3. Regras Específicas para a Proteção de Civis:

• Destaca o dever de proteger infraestruturas críticas civis, como redes de comunicação e cabos submarinos.

• Proíbe o incentivo ou incitação a violações do DIH, mesmo por meios digitais.

4. Proteção de Atividades e Organizações Humanitárias:

• Solicita respeito e proteção às organizações humanitárias e seus dados, destacando os impactos de atividades cibernéticas maliciosas, como violações de dados e campanhas de desinformação.

• Apoia o uso de um emblema digital para identificar e proteger ativos digitais de organizações humanitárias.

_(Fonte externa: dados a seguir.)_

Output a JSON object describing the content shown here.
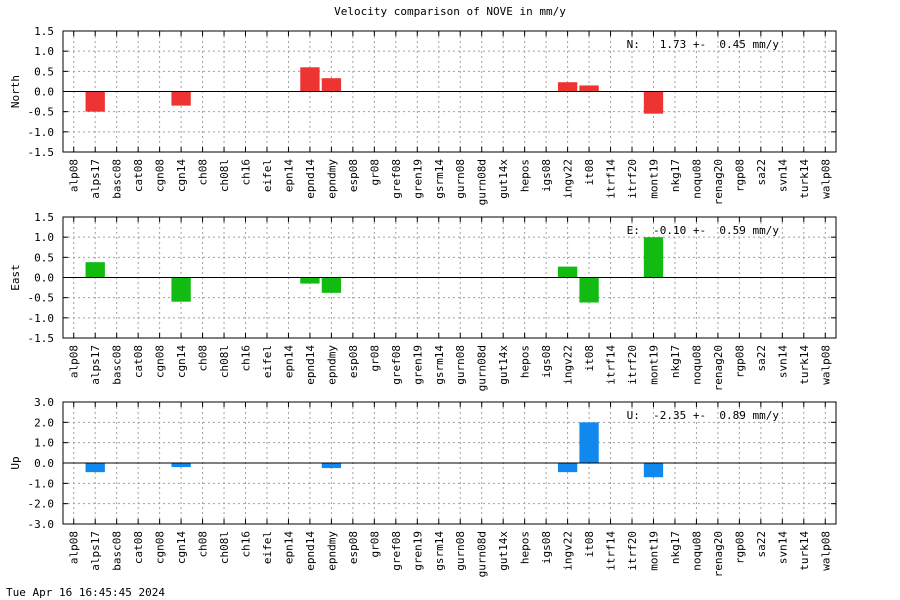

5. Engajamento de Empresas de Tecnologia:

• Encoraja a disseminação do DIH entre empresas privadas, destacando os riscos de envolvimento indireto em hostilidades e a necessidade de adotar medidas de conformidade para proteger populações afetadas por conflitos.

6. Capacitação e Cooperação Internacional:

• Promove a troca de boas práticas entre Estados e componentes do Movimento, fortalecendo a cooperação internacional em segurança cibernética, proteção de dados e aplicação do DIH às TICs.

7. Papel do Comitê Internacional da Cruz Vermelha (CICV):

• Encoraja o CICV a continuar considerando a questão do emblema digital e a oferecer suporte técnico e capacitação a Estados e organizações interessadas.

A resolução busca avançar no diálogo sobre os desafios tecnológicos no campo humanitário, fornecendo diretrizes não vinculantes, mas juridicamente relevantes, para mitigar os impactos das TICs durante conflitos armados.

Conexões com a Declaração de Bruxelas

A resolução da Conferência do Comitê Internacional da Cruz Vermelha encontra eco na Declaração de Bruxelas, aprovada pela União Europeia em 2024. Este documento enfatiza a incidência do direito internacional no espaço digital. Já a resolução da Cruz Vermelha aborda diretamente os efeitos das TICs em conflitos armados, conectando o direito digital ao humanitário.

Ambos os documentos convergem em um ponto essencial: a necessidade de regular o impacto das TICs em contextos críticos, garantindo que avanços tecnológicos não ampliem vulnerabilidades humanas. Reforça-se a interseção entre os direitos humanos e o DIH no campo tecnológico.

Além disso, o alinhamento entre os dois documentos reflete uma tendência crescente de diálogo entre atores regionais, como a União Europeia, e foros humanitários globais. Essa sinergia pode facilitar a integração de normas de soft law em instrumentos mais robustos, ampliando o impacto dessas iniciativas na construção de um marco regulatório eficaz para o uso de TICs em conflitos.

Um Passo Adiante para o DIH

A primeira resolução humanitária sobre TICs não apenas reafirma a relevância do DIH no mundo digital, mas também abre caminhos para sua evolução. Ao emergir de um foro historicamente voltado para questões humanitárias, ela se estabelece como um ponto de partida para a regulamentação de atividades digitais em contextos de guerra. Sua natureza de soft law lhe confere flexibilidade e potencial de influenciar normas vinculantes, seja pela via dos costumes ou de tratados futuros.